By SAMUEL KISIKA @kisikasam and WILLIAM MWANGI @memwarwilliams
NASA and Jubilee MPs have differed sharply over Western envoys' Monday objection to any proposed changes to election laws or reforms ahead of the October 2016 fresh presidential poll.
A woman casts her vote at the Moi avenue primary school on August 8, 2017. /HEZRON NJOROGE |
Three ODM lawmakers backed the diplomats' opposition to the proposed electoral amendments undergoing public participation, while 10 Mt Kenya Jubilee Party MPs told off the envoys arguing that Kenya is in an "extraordinary circumstance" that no western country has experienced.
"They will be the first to admit that none of their countries has ever had a presidential election nullified - meaning that those international best practices - may have had no occasion to be shaped in this kind of constitutional and legal moment in Kenya," Kiharu MP Ndindi Nyoro said.
The Jubilee MPs led by Nyeri Town MP Wambugu Ngunjiri also insisted that Kenya should be left alone to "forge our own path, use our Constitution and our political understanding" despite noting political lessons from other nations.

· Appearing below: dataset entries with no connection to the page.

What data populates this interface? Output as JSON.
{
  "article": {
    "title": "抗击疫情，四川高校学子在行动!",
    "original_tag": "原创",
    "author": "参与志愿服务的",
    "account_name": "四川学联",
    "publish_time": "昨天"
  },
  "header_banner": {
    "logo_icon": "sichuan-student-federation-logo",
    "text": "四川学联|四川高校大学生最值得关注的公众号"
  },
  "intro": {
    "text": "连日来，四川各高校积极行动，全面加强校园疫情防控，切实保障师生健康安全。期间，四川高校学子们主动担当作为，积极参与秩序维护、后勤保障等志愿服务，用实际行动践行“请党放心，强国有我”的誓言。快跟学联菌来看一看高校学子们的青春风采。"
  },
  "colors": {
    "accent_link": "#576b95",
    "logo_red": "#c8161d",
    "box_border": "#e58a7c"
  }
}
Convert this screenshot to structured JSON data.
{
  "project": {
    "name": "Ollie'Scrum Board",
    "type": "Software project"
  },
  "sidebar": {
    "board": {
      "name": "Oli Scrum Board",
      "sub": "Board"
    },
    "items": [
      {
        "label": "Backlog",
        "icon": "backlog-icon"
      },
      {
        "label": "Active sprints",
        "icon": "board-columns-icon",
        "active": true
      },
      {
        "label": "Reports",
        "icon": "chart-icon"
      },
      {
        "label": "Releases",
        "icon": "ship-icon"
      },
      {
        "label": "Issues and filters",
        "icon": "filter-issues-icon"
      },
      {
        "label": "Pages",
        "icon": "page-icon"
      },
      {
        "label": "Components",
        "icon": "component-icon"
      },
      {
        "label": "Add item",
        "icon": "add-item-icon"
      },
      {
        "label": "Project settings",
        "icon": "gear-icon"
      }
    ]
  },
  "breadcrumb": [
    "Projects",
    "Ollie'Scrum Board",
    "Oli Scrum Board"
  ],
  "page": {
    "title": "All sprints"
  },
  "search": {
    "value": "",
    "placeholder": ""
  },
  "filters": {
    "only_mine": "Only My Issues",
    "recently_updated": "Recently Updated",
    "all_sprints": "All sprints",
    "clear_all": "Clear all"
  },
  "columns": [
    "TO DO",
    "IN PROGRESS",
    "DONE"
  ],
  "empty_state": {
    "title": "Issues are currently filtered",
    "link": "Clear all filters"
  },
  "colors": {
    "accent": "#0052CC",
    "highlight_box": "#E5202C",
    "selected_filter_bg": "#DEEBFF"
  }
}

"We doubt they (envoys) have a measure of the best practice they would want us to emulate from them on this front. We can only set that precedence of the best practices for other democracies," they said.
"We are representatives of the people who elected us and those people need us to pass laws that will work for their own good, so we call on the diplomatic community to let us walk through the journey without interference," Dagoretti South MP John Kiarie said.

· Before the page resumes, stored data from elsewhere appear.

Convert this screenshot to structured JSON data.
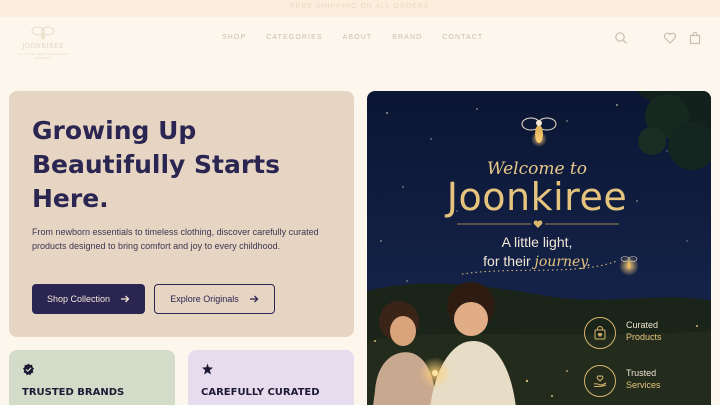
{
  "announcement": "FREE SHIPPING ON ALL ORDERS",
  "brand": {
    "logo_word": "JOONKIREE",
    "logo_sub": "A LITTLE LIGHT FOR THEIR JOURNEY"
  },
  "nav": {
    "items": [
      "SHOP",
      "CATEGORIES",
      "ABOUT",
      "BRAND",
      "CONTACT"
    ]
  },
  "header_icons": [
    "search-icon",
    "heart-icon",
    "bag-icon"
  ],
  "hero": {
    "title_line1": "Growing Up",
    "title_line2": "Beautifully Starts",
    "title_line3": "Here.",
    "description": "From newborn essentials to timeless clothing, discover carefully curated products designed to bring comfort and joy to every childhood.",
    "primary_button": "Shop Collection",
    "secondary_button": "Explore Originals"
  },
  "banner": {
    "welcome": "Welcome to",
    "brand_name": "Joonkiree",
    "tagline_line1": "A little light,",
    "tagline_line2_prefix": "for their",
    "tagline_line2_highlight": "journey.",
    "features": [
      {
        "line1": "Curated",
        "line2": "Products",
        "icon": "shopping-bag-icon"
      },
      {
        "line1": "Trusted",
        "line2": "Services",
        "icon": "heart-hand-icon"
      }
    ]
  },
  "cards": [
    {
      "title": "TRUSTED BRANDS",
      "icon": "badge-check-icon",
      "color": "#d3dcc9"
    },
    {
      "title": "CAREFULLY CURATED",
      "icon": "sparkle-icon",
      "color": "#e6dcee"
    }
  ],
  "colors": {
    "primary": "#2b2552",
    "background": "#fdf6ec",
    "hero_panel": "#e7d5c3",
    "gold": "#e6c47e",
    "night": "#0f1a3a"
  }
}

Kirinyaga woman representive Purity Wangui said the envoys are meddling in local politics.
She defended the changes saying they will not affect IEBC's preparedness for the repeat election scheduled for October 26.
The leaders further threatened sanctions, including travel bans, on political leaders taking hardline positions that may affect the elections.

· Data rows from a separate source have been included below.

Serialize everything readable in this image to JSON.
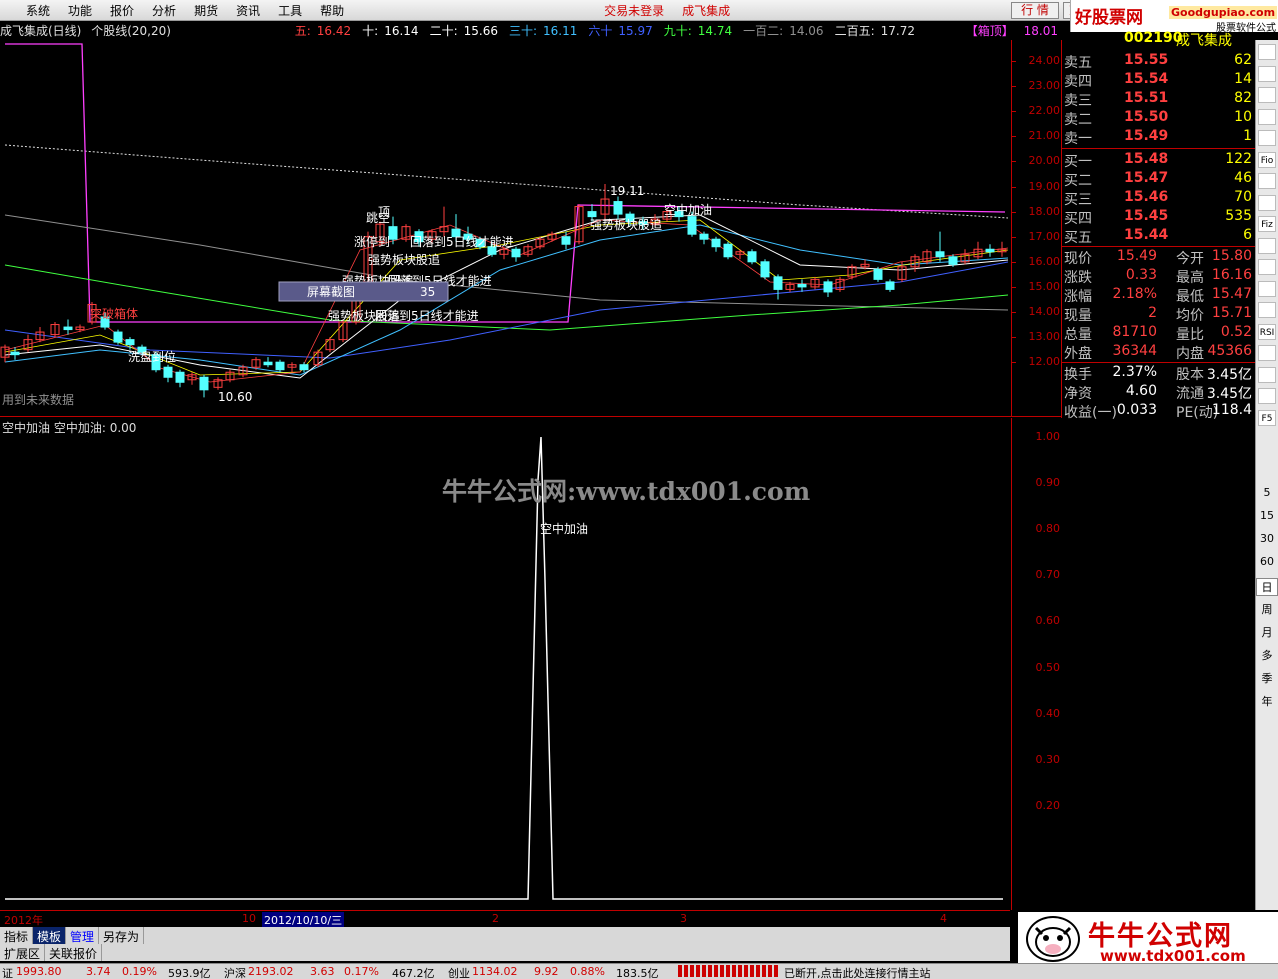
{
  "menu": {
    "items": [
      "系统",
      "功能",
      "报价",
      "分析",
      "期货",
      "资讯",
      "工具",
      "帮助"
    ],
    "login": "交易未登录",
    "stock": "成飞集成",
    "btn_quote": "行 情",
    "btn_mode": "交"
  },
  "brand": {
    "site": "好股票网",
    "url": "Goodgupiao.com",
    "sub": "股票软件公式"
  },
  "title": {
    "name": "成飞集成(日线)",
    "kind": "个股线(20,20)",
    "ma": [
      {
        "label": "五:",
        "value": "16.42",
        "color": "#ff4040"
      },
      {
        "label": "十:",
        "value": "16.14",
        "color": "#ffffff"
      },
      {
        "label": "二十:",
        "value": "15.66",
        "color": "#ffffff"
      },
      {
        "label": "三十:",
        "value": "16.11",
        "color": "#40c0ff"
      },
      {
        "label": "六十",
        "value": "15.97",
        "color": "#4060ff"
      },
      {
        "label": "九十:",
        "value": "14.74",
        "color": "#40ff40"
      },
      {
        "label": "一百二:",
        "value": "14.06",
        "color": "#909090"
      },
      {
        "label": "二百五:",
        "value": "17.72",
        "color": "#e0e0e0"
      }
    ],
    "box": "【箱顶】",
    "box_value": "18.01"
  },
  "yaxis": [
    "24.00",
    "23.00",
    "22.00",
    "21.00",
    "20.00",
    "19.00",
    "18.00",
    "17.00",
    "16.00",
    "15.00",
    "14.00",
    "13.00",
    "12.00"
  ],
  "annotations": {
    "high": "19.11",
    "low": "10.60",
    "a1": "涨停到",
    "a2": "顶",
    "a3": "突破箱体",
    "a4": "跳空",
    "a5": "强势板块股追",
    "a6": "回落到5日线才能进",
    "a7": "空中加油",
    "a8": "洗盘到位",
    "a9": "用到未来数据",
    "screenshot": "屏幕截图",
    "screenshot_num": "35",
    "a10": "强势板块股追",
    "a11": "强势板块股追",
    "a12": "回落到5日线才能进",
    "a13": "回落到5日线才能进"
  },
  "sub": {
    "title": "空中加油",
    "title_value": "空中加油: 0.00",
    "label": "空中加油",
    "yaxis": [
      "1.00",
      "0.90",
      "0.80",
      "0.70",
      "0.60",
      "0.50",
      "0.40",
      "0.30",
      "0.20"
    ]
  },
  "watermark": "牛牛公式网:www.tdx001.com",
  "timeaxis": {
    "year": "2012年",
    "m10": "10",
    "date": "2012/10/10/三",
    "m2": "2",
    "m3": "3",
    "m4": "4"
  },
  "tabs": [
    "指标",
    "模板",
    "管理",
    "另存为"
  ],
  "tabs2": [
    "扩展区",
    "关联报价"
  ],
  "quote": {
    "code": "002190",
    "name": "成飞集成",
    "sell": [
      {
        "l": "卖五",
        "p": "15.55",
        "v": "62"
      },
      {
        "l": "卖四",
        "p": "15.54",
        "v": "14"
      },
      {
        "l": "卖三",
        "p": "15.51",
        "v": "82"
      },
      {
        "l": "卖二",
        "p": "15.50",
        "v": "10"
      },
      {
        "l": "卖一",
        "p": "15.49",
        "v": "1"
      }
    ],
    "buy": [
      {
        "l": "买一",
        "p": "15.48",
        "v": "122"
      },
      {
        "l": "买二",
        "p": "15.47",
        "v": "46"
      },
      {
        "l": "买三",
        "p": "15.46",
        "v": "70"
      },
      {
        "l": "买四",
        "p": "15.45",
        "v": "535"
      },
      {
        "l": "买五",
        "p": "15.44",
        "v": "6"
      }
    ],
    "stats": [
      {
        "l1": "现价",
        "v1": "15.49",
        "l2": "今开",
        "v2": "15.80"
      },
      {
        "l1": "涨跌",
        "v1": "0.33",
        "l2": "最高",
        "v2": "16.16"
      },
      {
        "l1": "涨幅",
        "v1": "2.18%",
        "l2": "最低",
        "v2": "15.47"
      },
      {
        "l1": "现量",
        "v1": "2",
        "l2": "均价",
        "v2": "15.71"
      },
      {
        "l1": "总量",
        "v1": "81710",
        "l2": "量比",
        "v2": "0.52"
      },
      {
        "l1": "外盘",
        "v1": "36344",
        "l2": "内盘",
        "v2": "45366"
      }
    ],
    "stats2": [
      {
        "l1": "换手",
        "v1": "2.37%",
        "l2": "股本",
        "v2": "3.45亿"
      },
      {
        "l1": "净资",
        "v1": "4.60",
        "l2": "流通",
        "v2": "3.45亿"
      },
      {
        "l1": "收益(一)",
        "v1": "0.033",
        "l2": "PE(动)",
        "v2": "118.4"
      }
    ]
  },
  "rtool": {
    "periods": [
      "5",
      "15",
      "30",
      "60",
      "日",
      "周",
      "月",
      "多",
      "季",
      "年"
    ],
    "icons": [
      "Fio",
      "Fiz",
      "RSI",
      "F5"
    ]
  },
  "logo": {
    "name": "牛牛公式网",
    "url": "www.tdx001.com"
  },
  "status": {
    "sh": "证",
    "sh_v": "1993.80",
    "sh_c": "3.74",
    "sh_p": "0.19%",
    "sh_a": "593.9亿",
    "sz": "沪深",
    "sz_v": "2193.02",
    "sz_c": "3.63",
    "sz_p": "0.17%",
    "sz_a": "467.2亿",
    "cy": "创业",
    "cy_v": "1134.02",
    "cy_c": "9.92",
    "cy_p": "0.88%",
    "cy_a": "183.5亿",
    "msg": "已断开,点击此处连接行情主站"
  },
  "colors": {
    "up": "#ff4040",
    "down": "#54ffff",
    "axis": "#c00000",
    "magenta": "#ff40ff"
  }
}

"We are not going to be cowed from pushing for the electoral amendment because this helps shape the country in a certain way and direction," she added.
JUBILEE 'INSTITUTIONALISING ELECTION THEFT'
ODM legislators Caleb Luyai (Saboti) and Martin Owino (Ndhiwa) led by the party's Political Affairs director Opiyo Wandayi accused Jubilee of attempting to "institutionalise election theft" in the country through their proposed amendments being tackled by a joint Select Committee of National Assembly and Senate.
The committee co-chaired by MPs William Cheptumo (Baring North) and Fatuma Dullo (Isiolo Senator) began to receive memoranda from the public yesterday on the amendments.
Wandayi dismissed the committee and maintained that all House activities transacted since Parliament reopened last month are unconstitutional because House Business Committees of both National Assembly and Senate are not fully constituted due to the absence of NASA members.
"What is happening in the joint Select Committee cannot be business of the two Houses of the republic of Kenya. This dubious committee has gone out seeking views from the public and we appeal to them to ignore because that is a Jubilee committee," he said.
Wandayi, also the Ugunja MP, said the report from the committee to be tabled in both Houses will be illegal and NASA lawmakers will reject it and threatened to challenge the laws in court once passed using Jubilee's tyranny of numbers and assented to by the President.
"We refused to participate or appear before the committee to give our views or criticize it because this will be giving it the legitimacy it does not have. The hearings is a waste of public money and abuse of office,"
Wandayi said Jubilee is afraid of IEBC chair Wafula Chebukati on grounds he may decline to announce President Uhuru Kenyatta as the winner in the upcoming poll hence an attempt to push for empowering the commission's vice chair Consolata Nkatha to have powers like the chairman.
"Jubilee wants to use friendly commissioners like the IEBC vice chair to declare Uhuru as the winner come rain come sunshine," he said.